Jean Leloup est bel et bien mort, voici un coffret CD-DVD et une guitare sacrifiée en preuve. Mais revoilà pourtant le roi ponpon, ressortant son haut-de-forme le temps d'une dernière tournée de promotion. Réflexion post mortem.

Que fait donc Jean Leloup depuis qu'il n'est plus Jean Leloup? Il écrit. Tous les matins. «Je commence à 6h. Tape, tape, tape, pendant trois heures.» Il écrit quoi? «Ce qui me vient. Des histoires pas trop longues. Des nouvelles. Je n'ai pas assez de souffle pour un roman.» Pas de textes de chansons? «Non. Mais ça pourrait arriver. S'il m'en vient et que je leur trouve de bonnes musiques, je les mettrai à la disposition des gens, sur mon site [www.roiponpon.com, en construction]. Gratuitement.» Sous quel nom? Le nom de scène Jean Leloup, le nom de baptême Jean Leclerc ou encore Jean Le Pimpant, pseudo du dernier communiqué de presse annonçant la sortie d'Exit, coffret CD-DVD immortalisant l'ultime tournée de Jean Leloup? «C'est pas important, le nom. Je m'en fous. La fin de Jean Leloup, la tournée d'adieu, la guitare que je brûle dans le film qui vient avec le disque du show, c'est seulement une façon un peu spectaculaire de signifier que je suis tanné de jouer à la vedette. Je commence même à être tanné d'expliquer ça!»

Cabotinage et survie

N'empêche qu'on est en avril, quatre mois après l'officielle fin des haricots, et voilà le gaillard chez moi, en tout point ressemblant au Jean Leloup d'il y a un an et demi, tel qu'interviewé à la sortie de l'album La Vallée des réputations. Même débit fou, même jeu du chat et de la souris entre l'idée et la phrase, même recours irrépressible à divers degrés de décalage ironique, même discours échevelé du gars qui pense plus vite que son ombre, tellement vite que ça cause des embouteillages à la sortie. «Y en a pas, de changement. Moi, c'est moi. La différence, c'est que je n'ai plus à penser aux prochains shows, ni à faire les festivals tout l'été, ni à écrire le prochain album. Ça ne m'empêche pas d'avoir la tête pleine d'idées.» C'est quand même étonnant, lui dis-je, cette petite ronde de promo post mortem. N'est-il pas précisément en train de se livrer à ce qui l'énervait le plus de sa vie de vedette rock? «C'est sûr que je fais un peu de promotion pour Exit, par politesse pour les gens qui m'ont aidé à faire le spectacle et le film. Et par respect pour les gens qui étaient aux spectacles et qui ont aimé ça. L'idée, c'est de laisser quelque chose de bien.»

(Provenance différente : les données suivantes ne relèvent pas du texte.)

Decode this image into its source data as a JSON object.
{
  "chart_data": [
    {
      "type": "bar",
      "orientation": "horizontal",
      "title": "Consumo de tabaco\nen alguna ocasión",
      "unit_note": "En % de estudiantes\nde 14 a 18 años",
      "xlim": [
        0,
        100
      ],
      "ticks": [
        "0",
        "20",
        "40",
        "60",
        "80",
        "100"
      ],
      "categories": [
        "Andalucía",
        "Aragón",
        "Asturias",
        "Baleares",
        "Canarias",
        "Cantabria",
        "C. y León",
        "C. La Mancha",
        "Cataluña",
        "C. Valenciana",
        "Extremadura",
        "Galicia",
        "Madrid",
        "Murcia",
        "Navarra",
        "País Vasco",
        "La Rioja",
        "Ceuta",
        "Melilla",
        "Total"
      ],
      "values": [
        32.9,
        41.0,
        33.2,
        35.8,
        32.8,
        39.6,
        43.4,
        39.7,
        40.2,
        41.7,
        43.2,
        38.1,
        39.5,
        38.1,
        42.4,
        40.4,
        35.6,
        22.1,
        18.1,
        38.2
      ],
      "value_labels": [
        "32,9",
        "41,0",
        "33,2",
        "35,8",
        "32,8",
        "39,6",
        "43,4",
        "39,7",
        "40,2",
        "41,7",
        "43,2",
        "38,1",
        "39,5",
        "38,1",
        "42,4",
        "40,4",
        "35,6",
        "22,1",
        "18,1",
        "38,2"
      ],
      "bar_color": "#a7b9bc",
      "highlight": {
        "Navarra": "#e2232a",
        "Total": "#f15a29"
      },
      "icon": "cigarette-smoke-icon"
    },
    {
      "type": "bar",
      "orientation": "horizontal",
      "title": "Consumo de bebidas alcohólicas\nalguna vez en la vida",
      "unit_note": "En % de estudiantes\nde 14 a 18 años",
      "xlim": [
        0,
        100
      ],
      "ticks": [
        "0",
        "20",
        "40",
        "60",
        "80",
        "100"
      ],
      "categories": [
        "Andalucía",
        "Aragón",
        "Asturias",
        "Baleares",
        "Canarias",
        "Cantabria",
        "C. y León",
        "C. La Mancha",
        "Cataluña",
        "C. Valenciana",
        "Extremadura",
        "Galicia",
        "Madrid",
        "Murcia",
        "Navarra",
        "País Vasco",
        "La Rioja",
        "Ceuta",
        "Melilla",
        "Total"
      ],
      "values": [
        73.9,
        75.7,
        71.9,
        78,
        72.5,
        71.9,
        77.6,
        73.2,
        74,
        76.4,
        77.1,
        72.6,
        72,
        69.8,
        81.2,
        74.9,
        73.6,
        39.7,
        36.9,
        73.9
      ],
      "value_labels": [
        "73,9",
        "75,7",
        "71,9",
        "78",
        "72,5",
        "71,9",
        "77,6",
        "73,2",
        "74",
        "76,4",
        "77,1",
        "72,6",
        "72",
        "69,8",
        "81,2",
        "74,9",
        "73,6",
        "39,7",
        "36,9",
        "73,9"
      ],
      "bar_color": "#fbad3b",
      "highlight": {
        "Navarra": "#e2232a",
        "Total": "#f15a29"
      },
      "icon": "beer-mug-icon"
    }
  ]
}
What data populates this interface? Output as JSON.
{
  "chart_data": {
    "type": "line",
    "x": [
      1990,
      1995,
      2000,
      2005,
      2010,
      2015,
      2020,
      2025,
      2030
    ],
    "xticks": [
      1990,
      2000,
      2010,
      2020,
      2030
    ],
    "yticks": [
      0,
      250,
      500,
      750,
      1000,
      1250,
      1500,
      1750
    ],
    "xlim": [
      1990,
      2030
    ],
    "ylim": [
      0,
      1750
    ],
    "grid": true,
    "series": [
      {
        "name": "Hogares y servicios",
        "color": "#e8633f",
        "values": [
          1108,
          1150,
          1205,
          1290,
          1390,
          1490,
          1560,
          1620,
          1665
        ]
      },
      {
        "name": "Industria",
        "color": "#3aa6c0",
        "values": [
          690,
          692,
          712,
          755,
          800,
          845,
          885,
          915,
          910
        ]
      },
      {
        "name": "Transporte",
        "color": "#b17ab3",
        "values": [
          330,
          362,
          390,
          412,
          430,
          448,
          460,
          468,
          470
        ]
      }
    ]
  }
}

Si le verbomoteur ne ralentit pas la cadence, l'homme est soulagé. Et plus du tout fâché. On est loin d'octobre dernier, alors que Leloup, au lendemain d'un gala de l'ADISQ dont il s'était tenu loin, avait littéralement vomi l'industrie du disque en ces pages. «J'ai mieux à faire que de rencontrer des producteurs niochons, de leur proposer des chansons idiotes et d'aller travailler avec des deux-de-pique pour accoucher d'un album plate», avait-il déclaré au collègue Stéphane Baillargeon. «J'étais content que ça sorte. Que ça se sache que je n'en pouvais plus. C'était une purge, un ras-le-bol salutaire. La vérité, c'est que je me suis vu comme faisant partie de toutes ces idioties. Ni mieux ni pire que les autres. J'ai vu que j'étais devenu une sorte de Che Guevara de salon. Une sorte de frère de Raël avec une guitare, un gourou de la chanson que l'on suit comme s'il donnait la direction à suivre, que l'on consulte sur des sujets importants comme la guerre et qui devient pontifiant à force de réfléchir aux choses importantes qu'il a à dire sur ces sujets importants.» Gros soupir. «J'étais tellement sur la sellette que j'étais toujours nerveux, toujours sur la défensive.»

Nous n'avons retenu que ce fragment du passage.